A novel dephosphorylation-activated conductance in a mouse renal collecting duct cell line.

Autosomal dominant polycystic kidney disease (ADPKD) is one of the most common inherited renal diseases. It is associated with the progressive development of renal tubular cysts, which may subsequently lead to renal failure. Studies into the genetic basis of ADPKD have identified two genes, PKD1 and PKD2, that are mutated in ADPKD patients. The PKD1 and PKD2 genes encode for two different proteins, TRPP1 and TRPP2. Previous studies have demonstrated the presence of both TRPP1 and TRPP2 in the renal collecting duct cell line M8. The aim of the following study was to investigate the functional properties of cation currents in these cells and to examine the effect of overexpression of TRPP1 using a transgenic cell model (M7).
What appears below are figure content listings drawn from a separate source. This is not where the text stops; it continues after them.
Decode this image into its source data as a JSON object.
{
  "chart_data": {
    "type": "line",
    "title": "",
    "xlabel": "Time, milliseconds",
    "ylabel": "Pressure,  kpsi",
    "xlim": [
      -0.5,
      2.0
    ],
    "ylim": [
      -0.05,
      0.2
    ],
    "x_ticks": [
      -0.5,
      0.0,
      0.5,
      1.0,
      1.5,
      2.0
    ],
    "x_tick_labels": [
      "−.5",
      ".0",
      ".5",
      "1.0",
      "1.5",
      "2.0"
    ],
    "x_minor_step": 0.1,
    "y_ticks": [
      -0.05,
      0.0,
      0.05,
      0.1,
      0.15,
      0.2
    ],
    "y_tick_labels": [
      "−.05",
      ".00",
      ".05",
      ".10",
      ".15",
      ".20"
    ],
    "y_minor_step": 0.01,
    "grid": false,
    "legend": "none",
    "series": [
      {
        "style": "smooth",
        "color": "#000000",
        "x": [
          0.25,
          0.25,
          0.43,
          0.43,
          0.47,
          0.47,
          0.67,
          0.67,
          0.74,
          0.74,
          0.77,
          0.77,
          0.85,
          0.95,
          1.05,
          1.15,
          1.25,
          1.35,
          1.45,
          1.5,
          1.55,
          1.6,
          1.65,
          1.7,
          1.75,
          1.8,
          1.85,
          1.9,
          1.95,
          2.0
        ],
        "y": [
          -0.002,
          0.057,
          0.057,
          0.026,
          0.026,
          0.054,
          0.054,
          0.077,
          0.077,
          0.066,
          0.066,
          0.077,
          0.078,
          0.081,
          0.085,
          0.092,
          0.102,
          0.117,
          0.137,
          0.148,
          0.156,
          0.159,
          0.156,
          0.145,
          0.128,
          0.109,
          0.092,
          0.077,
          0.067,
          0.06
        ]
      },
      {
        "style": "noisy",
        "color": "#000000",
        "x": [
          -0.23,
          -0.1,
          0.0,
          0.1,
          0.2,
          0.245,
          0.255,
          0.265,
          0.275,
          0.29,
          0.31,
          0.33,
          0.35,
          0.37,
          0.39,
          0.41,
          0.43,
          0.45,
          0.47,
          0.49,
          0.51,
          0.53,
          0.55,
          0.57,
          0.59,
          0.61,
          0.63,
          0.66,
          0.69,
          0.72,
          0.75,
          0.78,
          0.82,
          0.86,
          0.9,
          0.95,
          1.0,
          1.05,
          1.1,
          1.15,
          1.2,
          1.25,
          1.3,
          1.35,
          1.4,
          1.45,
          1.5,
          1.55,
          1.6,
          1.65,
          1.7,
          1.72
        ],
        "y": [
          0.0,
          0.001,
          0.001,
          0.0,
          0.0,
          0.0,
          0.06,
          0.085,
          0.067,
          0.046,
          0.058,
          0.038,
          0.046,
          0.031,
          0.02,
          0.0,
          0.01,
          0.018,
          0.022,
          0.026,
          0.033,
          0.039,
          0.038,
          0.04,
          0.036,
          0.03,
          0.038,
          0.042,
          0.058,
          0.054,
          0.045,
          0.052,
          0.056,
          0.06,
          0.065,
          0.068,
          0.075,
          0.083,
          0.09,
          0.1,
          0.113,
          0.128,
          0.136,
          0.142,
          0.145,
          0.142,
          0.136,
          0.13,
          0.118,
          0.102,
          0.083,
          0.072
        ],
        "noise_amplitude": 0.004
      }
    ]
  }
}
In M8 cells, initial whole cell currents were low. However, over time there was activation of a flow-sensitive current, which was inhibited by gadolinium (I(Gd)). The I(Gd) was more selective for cations over anions, but did not discriminate between monovalent cations and was Ca2+ permeable. Activation of I(Gd) was dependent on the presence of Ca2+ and also required dephosphorylation. The protein phosphatase 2A inhibitor okadaic acid prevented activation of I(Gd), suggesting that protein phosphatase 2A plays an important role in channel activation. The properties and magnitude of I(Gd) were unaffected in M7 cells, suggesting that overexpression of TRPP1 was without effect. I(Gd) was selectively inhibited by an antibody raised against the C-terminus of TRPP2. However, its selectivity profile was different to TRPP2, suggesting that it is attributable to a TRPP2-like channel or a TRPP2-containing heteromeric channel. In conclusion, these data describe the functional identification of a novel dephosphorylation- and flow-activated TRPP2-related channel in mouse collecting duct cells.